If you haven’t been to the OCC before, there’s no place like it. The room is dark, and each workstation is filled with multiple monitors dedicated to tracking amounts of information that make my head hurt. The place buzzes with radio chatter, friendly in-person conversations and phone calls. I’m immediately worried I won’t be able to keep up with the team here or tell everyone about their work.
This is a place where you can really see our airline, and all of the pieces needed for our success, come together. It’s incredible to think about aircraft and people being scheduled, maintenance being planned and so many behind-the-scenes things (like figuring out a commercial schedule and, oh, selling seats) being completed for each flight a dispatcher looks after.
You can hear the teamwork in action between crew schedulers, maintenance controllers, load planners, flight crews, etc., and it all sounds like a friendly internal guest experience to me.
Josef has asked me to come early so that I can observe the shift change process. I walk in behind him and he starts getting updates from the day shift before he’s even put his bag down. Each of the dispatch desks are named after letters and referred to by their aviation alphabet names like bravo, delta and hotel. Each desk divides a dispatcher’s work by routes and areas.
After a thorough briefing from fellow Dispatcher Jacquie, Josef sets himself up at the delta desk, which means that his routes for the evening are in the West. Jacquie relays information about fuel, some weather brewing near Las Vegas and a general overview of the routes the delta desk will look after.
In the blink of an eye, Josef has logged in and opened at least 12 program windows (spread out over three screens) and I can see him absorbing info from each. He’s using each of these sources to make WestJet’s flight plans in the most efficient and safe manner, calculating how much fuel is required and considering things like weather, airspace restrictions, weight on the aircraft and what other airlines are up to. And that’s when things go as planned – a big part of a dispatcher’s job is to ensure there are alternate plans and information available so that a crew can respond if their situation changes.

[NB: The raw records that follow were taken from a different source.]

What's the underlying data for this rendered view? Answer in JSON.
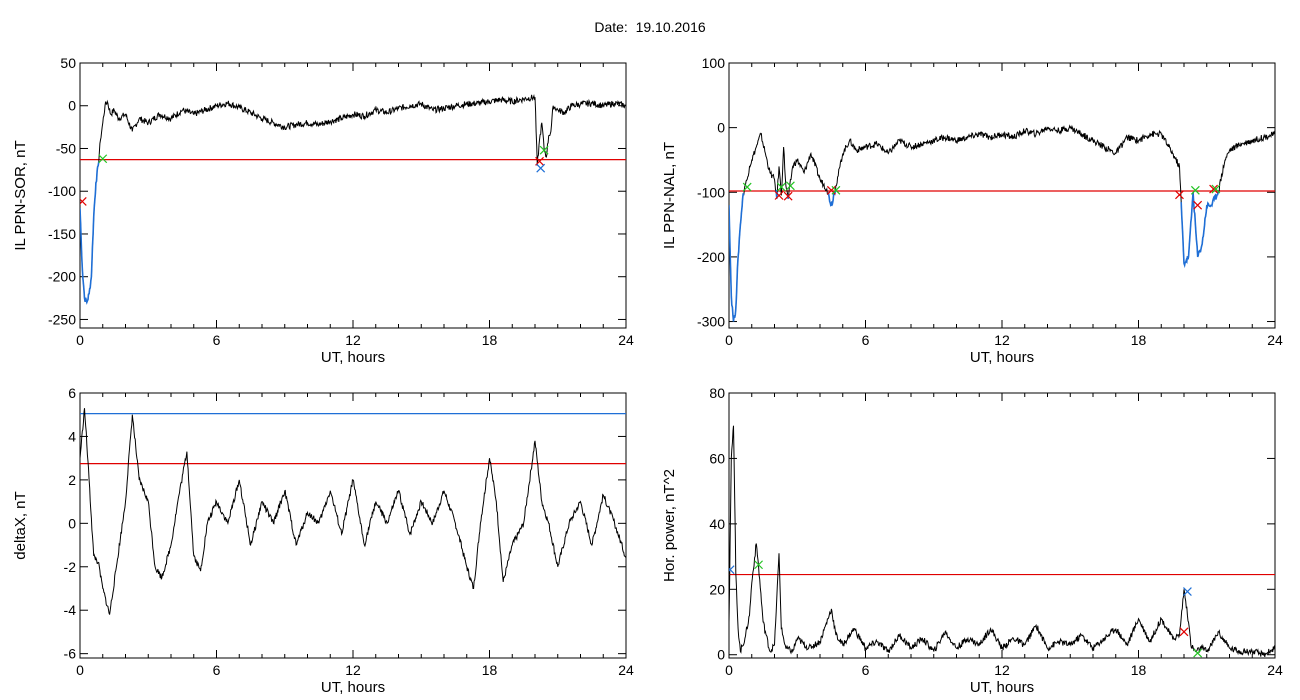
{
  "header": {
    "date_label": "Date:  19.10.2016"
  },
  "colors": {
    "curve": "#000000",
    "highlight": "#1f6fd6",
    "threshold": "#e00000",
    "blue_line": "#1f6fd6",
    "marker_green": "#22c322",
    "marker_red": "#e00000",
    "marker_blue": "#1f6fd6",
    "marker_dark": "#20208a"
  },
  "chart_data": [
    {
      "type": "line",
      "ylabel": "IL PPN-SOR, nT",
      "xlabel": "UT, hours",
      "xlim": [
        0,
        24
      ],
      "ylim": [
        -260,
        50
      ],
      "xticks": [
        0,
        6,
        12,
        18,
        24
      ],
      "yticks": [
        50,
        0,
        -50,
        -100,
        -150,
        -200,
        -250
      ],
      "grid": false,
      "hlines": [
        {
          "y": -63,
          "color": "red"
        }
      ],
      "series": [
        {
          "x": [
            0,
            0.1,
            0.2,
            0.3,
            0.4,
            0.5,
            0.6,
            0.7,
            0.8,
            0.9,
            1.0,
            1.1,
            1.2,
            1.35,
            1.5,
            1.7,
            2.0,
            2.3,
            2.6,
            3.0,
            3.5,
            4.0,
            4.5,
            5.0,
            5.5,
            6.0,
            6.5,
            7.0,
            7.5,
            8.0,
            8.5,
            9.0,
            9.5,
            10.0,
            10.5,
            11.0,
            11.5,
            12.0,
            12.5,
            13.0,
            13.5,
            14.0,
            14.5,
            15.0,
            15.5,
            16.0,
            16.5,
            17.0,
            17.5,
            18.0,
            18.5,
            19.0,
            19.5,
            20.0,
            20.1,
            20.2,
            20.3,
            20.4,
            20.5,
            20.6,
            20.7,
            20.8,
            21.0,
            21.3,
            21.6,
            22.0,
            22.5,
            23.0,
            23.5,
            24.0
          ],
          "y": [
            -120,
            -190,
            -225,
            -230,
            -220,
            -200,
            -130,
            -90,
            -70,
            -40,
            -20,
            0,
            5,
            -10,
            -5,
            -15,
            -10,
            -30,
            -15,
            -20,
            -10,
            -15,
            -5,
            -10,
            -5,
            0,
            3,
            -2,
            -8,
            -15,
            -20,
            -25,
            -22,
            -20,
            -22,
            -18,
            -15,
            -10,
            -12,
            -5,
            -8,
            -3,
            0,
            2,
            -5,
            -3,
            0,
            2,
            3,
            5,
            7,
            5,
            8,
            10,
            -70,
            -40,
            -20,
            -50,
            -60,
            -35,
            -30,
            0,
            -5,
            -8,
            0,
            2,
            3,
            0,
            3,
            0
          ]
        }
      ],
      "markers": [
        {
          "x": 0.1,
          "y": -112,
          "color": "red"
        },
        {
          "x": 1.0,
          "y": -62,
          "color": "green"
        },
        {
          "x": 20.2,
          "y": -65,
          "color": "red"
        },
        {
          "x": 20.25,
          "y": -73,
          "color": "blue"
        },
        {
          "x": 20.4,
          "y": -52,
          "color": "green"
        }
      ]
    },
    {
      "type": "line",
      "ylabel": "IL PPN-NAL, nT",
      "xlabel": "UT, hours",
      "xlim": [
        0,
        24
      ],
      "ylim": [
        -310,
        100
      ],
      "xticks": [
        0,
        6,
        12,
        18,
        24
      ],
      "yticks": [
        100,
        0,
        -100,
        -200,
        -300
      ],
      "grid": false,
      "hlines": [
        {
          "y": -98,
          "color": "red"
        }
      ],
      "series": [
        {
          "x": [
            0,
            0.1,
            0.2,
            0.3,
            0.4,
            0.5,
            0.6,
            0.7,
            0.8,
            0.9,
            1.0,
            1.2,
            1.4,
            1.6,
            1.8,
            2.0,
            2.1,
            2.2,
            2.3,
            2.4,
            2.5,
            2.6,
            2.8,
            3.0,
            3.3,
            3.6,
            4.0,
            4.3,
            4.5,
            4.7,
            5.0,
            5.3,
            5.6,
            6.0,
            6.5,
            7.0,
            7.5,
            8.0,
            8.5,
            9.0,
            9.5,
            10.0,
            10.5,
            11.0,
            11.5,
            12.0,
            12.5,
            13.0,
            13.5,
            14.0,
            14.5,
            15.0,
            15.5,
            16.0,
            16.5,
            17.0,
            17.5,
            18.0,
            18.5,
            19.0,
            19.5,
            19.8,
            20.0,
            20.2,
            20.4,
            20.6,
            20.8,
            21.0,
            21.2,
            21.5,
            21.8,
            22.0,
            22.5,
            23.0,
            23.5,
            24.0
          ],
          "y": [
            -120,
            -260,
            -300,
            -280,
            -200,
            -150,
            -110,
            -90,
            -80,
            -60,
            -50,
            -30,
            -10,
            -40,
            -70,
            -80,
            -110,
            -60,
            -105,
            -30,
            -90,
            -110,
            -60,
            -50,
            -70,
            -40,
            -80,
            -95,
            -120,
            -90,
            -40,
            -20,
            -35,
            -30,
            -25,
            -40,
            -20,
            -30,
            -25,
            -20,
            -15,
            -20,
            -15,
            -10,
            -15,
            -10,
            -15,
            -5,
            -10,
            0,
            -5,
            0,
            -10,
            -20,
            -30,
            -40,
            -15,
            -20,
            -10,
            -10,
            -40,
            -60,
            -210,
            -200,
            -100,
            -200,
            -180,
            -120,
            -120,
            -100,
            -50,
            -35,
            -25,
            -20,
            -15,
            -10
          ]
        }
      ],
      "markers": [
        {
          "x": 0.8,
          "y": -92,
          "color": "green"
        },
        {
          "x": 2.2,
          "y": -105,
          "color": "red"
        },
        {
          "x": 2.3,
          "y": -92,
          "color": "green"
        },
        {
          "x": 2.6,
          "y": -106,
          "color": "red"
        },
        {
          "x": 2.7,
          "y": -90,
          "color": "green"
        },
        {
          "x": 4.5,
          "y": -97,
          "color": "red"
        },
        {
          "x": 4.7,
          "y": -97,
          "color": "green"
        },
        {
          "x": 19.8,
          "y": -104,
          "color": "red"
        },
        {
          "x": 20.5,
          "y": -97,
          "color": "green"
        },
        {
          "x": 20.6,
          "y": -120,
          "color": "red"
        },
        {
          "x": 21.3,
          "y": -95,
          "color": "red"
        },
        {
          "x": 21.4,
          "y": -95,
          "color": "green"
        }
      ]
    },
    {
      "type": "line",
      "ylabel": "deltaX, nT",
      "xlabel": "UT, hours",
      "xlim": [
        0,
        24
      ],
      "ylim": [
        -6.2,
        6
      ],
      "xticks": [
        0,
        6,
        12,
        18,
        24
      ],
      "yticks": [
        6,
        4,
        2,
        0,
        -2,
        -4,
        -6
      ],
      "grid": false,
      "hlines": [
        {
          "y": 5.05,
          "color": "blue"
        },
        {
          "y": 2.75,
          "color": "red"
        }
      ],
      "series": [
        {
          "x": [
            0,
            0.2,
            0.4,
            0.6,
            0.8,
            1.0,
            1.3,
            1.6,
            2.0,
            2.3,
            2.6,
            3.0,
            3.3,
            3.6,
            4.0,
            4.3,
            4.7,
            5.0,
            5.3,
            5.6,
            6.0,
            6.5,
            7.0,
            7.5,
            8.0,
            8.5,
            9.0,
            9.5,
            10.0,
            10.5,
            11.0,
            11.5,
            12.0,
            12.5,
            13.0,
            13.5,
            14.0,
            14.5,
            15.0,
            15.5,
            16.0,
            16.5,
            17.0,
            17.3,
            17.6,
            18.0,
            18.3,
            18.6,
            19.0,
            19.5,
            20.0,
            20.3,
            20.6,
            21.0,
            21.5,
            22.0,
            22.5,
            23.0,
            23.5,
            24.0
          ],
          "y": [
            3,
            5.3,
            2,
            -1.5,
            -1.8,
            -3,
            -4.2,
            -2,
            1,
            5,
            2,
            1,
            -2,
            -2.5,
            -1,
            1,
            3.3,
            -1.5,
            -2.2,
            0,
            1,
            0,
            2,
            -1,
            1,
            0,
            1.5,
            -1,
            0.5,
            0,
            1.5,
            -0.5,
            2,
            -1,
            1,
            0,
            1.5,
            -0.5,
            1,
            0,
            1.5,
            0,
            -2,
            -3,
            0,
            3,
            1,
            -2.7,
            -1,
            0,
            3.8,
            1,
            0,
            -2,
            0,
            1,
            -1,
            1.3,
            0,
            -1.6
          ]
        }
      ],
      "markers": []
    },
    {
      "type": "line",
      "ylabel": "Hor. power, nT^2",
      "xlabel": "UT, hours",
      "xlim": [
        0,
        24
      ],
      "ylim": [
        -1,
        80
      ],
      "xticks": [
        0,
        6,
        12,
        18,
        24
      ],
      "yticks": [
        80,
        60,
        40,
        20,
        0
      ],
      "grid": false,
      "hlines": [
        {
          "y": 24.5,
          "color": "red"
        }
      ],
      "series": [
        {
          "x": [
            0,
            0.1,
            0.2,
            0.3,
            0.4,
            0.5,
            0.7,
            0.9,
            1.0,
            1.2,
            1.3,
            1.5,
            1.8,
            2.0,
            2.2,
            2.3,
            2.5,
            2.8,
            3.0,
            3.5,
            4.0,
            4.5,
            4.7,
            5.0,
            5.5,
            6.0,
            6.5,
            7.0,
            7.5,
            8.0,
            8.5,
            9.0,
            9.5,
            10.0,
            10.5,
            11.0,
            11.5,
            12.0,
            12.5,
            13.0,
            13.5,
            14.0,
            14.5,
            15.0,
            15.5,
            16.0,
            16.5,
            17.0,
            17.5,
            18.0,
            18.5,
            19.0,
            19.5,
            19.8,
            20.0,
            20.2,
            20.3,
            20.5,
            20.8,
            21.0,
            21.2,
            21.5,
            22.0,
            22.5,
            23.0,
            23.5,
            24.0
          ],
          "y": [
            10,
            60,
            70,
            25,
            8,
            1,
            5,
            12,
            22,
            34,
            27,
            10,
            1,
            3,
            31,
            8,
            2,
            1,
            5,
            2,
            4,
            14,
            6,
            3,
            8,
            2,
            4,
            1,
            6,
            2,
            5,
            1,
            7,
            2,
            5,
            3,
            8,
            2,
            5,
            3,
            9,
            2,
            4,
            3,
            6,
            2,
            5,
            8,
            3,
            11,
            4,
            11,
            5,
            6,
            20,
            10,
            3,
            1,
            2,
            1,
            3,
            7,
            2,
            1,
            1,
            0,
            2
          ]
        }
      ],
      "markers": [
        {
          "x": 0.05,
          "y": 26,
          "color": "blue"
        },
        {
          "x": 1.3,
          "y": 27.5,
          "color": "green"
        },
        {
          "x": 20.0,
          "y": 7,
          "color": "red"
        },
        {
          "x": 20.15,
          "y": 19.3,
          "color": "blue"
        },
        {
          "x": 20.6,
          "y": 0.5,
          "color": "green"
        }
      ]
    }
  ]
}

“You have to trust in the partnership between our flight crews and dispatchers. We make it work because we work together, and I’m here to support them,” says Josef.
Dispatchers need to know a lot of info, and they take a tough certification exam from Transport Canada. They’re pros in weather, navigation, aircraft, our business and much more. Dispatchers must follow four manuals in their duties – that’s a lot of regulations to keep track of! Plus, they need to do all of this while thinking and acting quickly and calmly.
All of this seems like a seriously busy career choice that could be pretty stressful. “When it gets busy, you don’t even need to ask for help. The team is already there giving you a hand. No one here would let you get overwhelmed,” says Josef in a very calm, matter-of-fact tone.
I look around at the Dispatch team I’ve had the privilege of getting to know a little better on this Friday evening, and there’s no doubt that Josef is right. They don’t seem to think anything of how organized and friendly they are. It’s just what they do.